Youcef Korichi - De Front
Les motifs de la dernière série de Youcef Korichi – barrières, buissons dressés d’épines, orée d’une forêt, sols, nuages – engagent à une méditation de fond sur la peinture. Mais ils motivent tout autant une réflexion qui excède la surface du châssis sur les notions de frontière, de point d’arrêt et de dépassement. Car ces effigies produisent de puissante résonance avec l’air du temps : l’œuvre princeps de la série autour de laquelle s’articule cette exposition – la représentation photoréaliste en très grand format d’une triviale clôture de défense barbelée – apparaît bel et bien comme une tragique icône contemporaine.
L’aspect photoréaliste de la chose peinte est certes saisissant mais ne doit pas égarer le regardeur pressé. Au contraire. Au culte de l’instantané photographique qui nous sature Korichi substitue autre chose. Pour lui, le cliché est un point de départ, l’image peinte un long chemin et, au-delà, l’ouverture de la pensée. Sa peinture trahit une fabrique de l’œuvre qui prend radicalement le temps. L’artiste donne ainsi à voir ce que, sinon, l’on ne verrait sans doute jamais. Le choix des sites, des motifs, des formats, la mise au carreau, l’application patiente de l’huile sur l’apprêt de la toile, les variations en diptyques, triptyques et polyptyques, petit à petit mis bout à bout, tout s’inscrit dans un temps étiré. Aussi, pour le spectateur, une forme de mimétisme salubre engage à un travail du regard empreint de patience. Un regard de la longue durée pour appréhender ce qui est peint, un regard exigeant.
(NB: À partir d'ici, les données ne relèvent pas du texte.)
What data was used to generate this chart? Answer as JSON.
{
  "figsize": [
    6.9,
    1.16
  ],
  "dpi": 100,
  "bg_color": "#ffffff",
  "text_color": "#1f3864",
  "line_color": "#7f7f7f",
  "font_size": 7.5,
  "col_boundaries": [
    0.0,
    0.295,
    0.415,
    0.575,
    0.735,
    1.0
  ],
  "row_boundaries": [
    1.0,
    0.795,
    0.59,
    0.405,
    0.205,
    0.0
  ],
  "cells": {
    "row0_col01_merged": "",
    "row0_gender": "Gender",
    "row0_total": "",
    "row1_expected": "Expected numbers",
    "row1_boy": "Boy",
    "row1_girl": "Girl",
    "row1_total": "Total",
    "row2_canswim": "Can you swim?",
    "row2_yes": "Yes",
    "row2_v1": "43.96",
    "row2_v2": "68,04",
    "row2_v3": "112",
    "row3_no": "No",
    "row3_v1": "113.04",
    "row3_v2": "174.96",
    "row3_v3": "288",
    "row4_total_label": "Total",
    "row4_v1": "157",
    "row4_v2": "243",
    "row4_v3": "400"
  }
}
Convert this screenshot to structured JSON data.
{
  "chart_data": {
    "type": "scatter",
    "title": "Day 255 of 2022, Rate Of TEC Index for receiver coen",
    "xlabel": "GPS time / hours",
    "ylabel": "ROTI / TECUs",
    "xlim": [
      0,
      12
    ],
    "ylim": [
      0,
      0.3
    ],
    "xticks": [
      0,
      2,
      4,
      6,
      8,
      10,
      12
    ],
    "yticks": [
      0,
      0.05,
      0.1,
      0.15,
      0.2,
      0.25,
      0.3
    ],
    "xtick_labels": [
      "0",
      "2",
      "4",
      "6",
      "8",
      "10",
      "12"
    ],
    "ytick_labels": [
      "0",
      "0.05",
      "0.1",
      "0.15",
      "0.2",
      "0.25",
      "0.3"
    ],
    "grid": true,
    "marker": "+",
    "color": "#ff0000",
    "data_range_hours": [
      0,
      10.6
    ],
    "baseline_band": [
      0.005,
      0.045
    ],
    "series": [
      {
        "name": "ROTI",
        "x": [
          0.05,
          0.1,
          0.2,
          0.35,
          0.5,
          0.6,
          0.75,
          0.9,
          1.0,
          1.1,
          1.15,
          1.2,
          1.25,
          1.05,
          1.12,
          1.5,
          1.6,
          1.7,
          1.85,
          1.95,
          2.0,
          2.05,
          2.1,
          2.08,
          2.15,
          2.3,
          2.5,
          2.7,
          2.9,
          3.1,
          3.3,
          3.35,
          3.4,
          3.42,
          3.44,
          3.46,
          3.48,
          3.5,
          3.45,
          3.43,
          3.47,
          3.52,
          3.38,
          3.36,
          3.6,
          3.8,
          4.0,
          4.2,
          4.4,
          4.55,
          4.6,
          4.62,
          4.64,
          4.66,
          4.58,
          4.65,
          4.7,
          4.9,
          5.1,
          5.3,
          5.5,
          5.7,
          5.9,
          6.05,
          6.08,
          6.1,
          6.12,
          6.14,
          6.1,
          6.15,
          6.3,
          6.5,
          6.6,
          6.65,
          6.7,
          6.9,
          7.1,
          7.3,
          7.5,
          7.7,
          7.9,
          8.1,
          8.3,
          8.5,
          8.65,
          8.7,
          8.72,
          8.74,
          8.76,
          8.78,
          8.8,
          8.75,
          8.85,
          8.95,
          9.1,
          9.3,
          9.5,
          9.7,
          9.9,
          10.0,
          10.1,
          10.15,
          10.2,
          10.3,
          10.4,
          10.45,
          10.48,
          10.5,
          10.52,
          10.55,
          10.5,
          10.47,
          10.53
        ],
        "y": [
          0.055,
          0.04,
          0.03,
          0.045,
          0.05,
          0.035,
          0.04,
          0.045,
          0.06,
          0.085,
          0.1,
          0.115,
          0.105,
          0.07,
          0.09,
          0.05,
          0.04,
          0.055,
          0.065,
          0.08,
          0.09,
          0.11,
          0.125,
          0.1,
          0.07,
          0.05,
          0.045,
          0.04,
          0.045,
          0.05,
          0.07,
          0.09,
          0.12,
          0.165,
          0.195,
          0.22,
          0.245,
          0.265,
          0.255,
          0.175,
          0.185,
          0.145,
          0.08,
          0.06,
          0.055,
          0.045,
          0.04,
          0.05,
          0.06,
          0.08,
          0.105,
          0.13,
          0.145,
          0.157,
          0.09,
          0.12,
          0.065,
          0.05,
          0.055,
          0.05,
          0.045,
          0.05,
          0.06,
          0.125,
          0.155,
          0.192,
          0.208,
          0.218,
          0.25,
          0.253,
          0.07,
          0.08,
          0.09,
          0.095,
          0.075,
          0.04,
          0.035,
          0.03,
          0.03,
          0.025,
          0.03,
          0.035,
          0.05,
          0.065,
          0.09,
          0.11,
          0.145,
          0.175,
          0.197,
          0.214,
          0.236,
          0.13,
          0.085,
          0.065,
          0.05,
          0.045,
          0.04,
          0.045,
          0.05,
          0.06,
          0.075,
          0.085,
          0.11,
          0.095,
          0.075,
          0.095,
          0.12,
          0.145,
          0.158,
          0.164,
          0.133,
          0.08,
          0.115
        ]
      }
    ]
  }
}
Chez Korichi, le refus de la facilité, de toutes les zones de confort, est un moteur. Cette temporalité de la fabrique – du site à l’atelier, de l’atelier à la cimaise – est une médiation besogneuse de ce qui est représenté et, chemin faisant, la possibilité de penser le réel qui nous entoure. Au-delà de la banalité du motif, comme saisi dans l’affolement général, c’est à la dialectique opacité/éclaircie que l’artiste invite à réfléchir, ainsi qu’au couple fixation/déplacement, en pur peintre.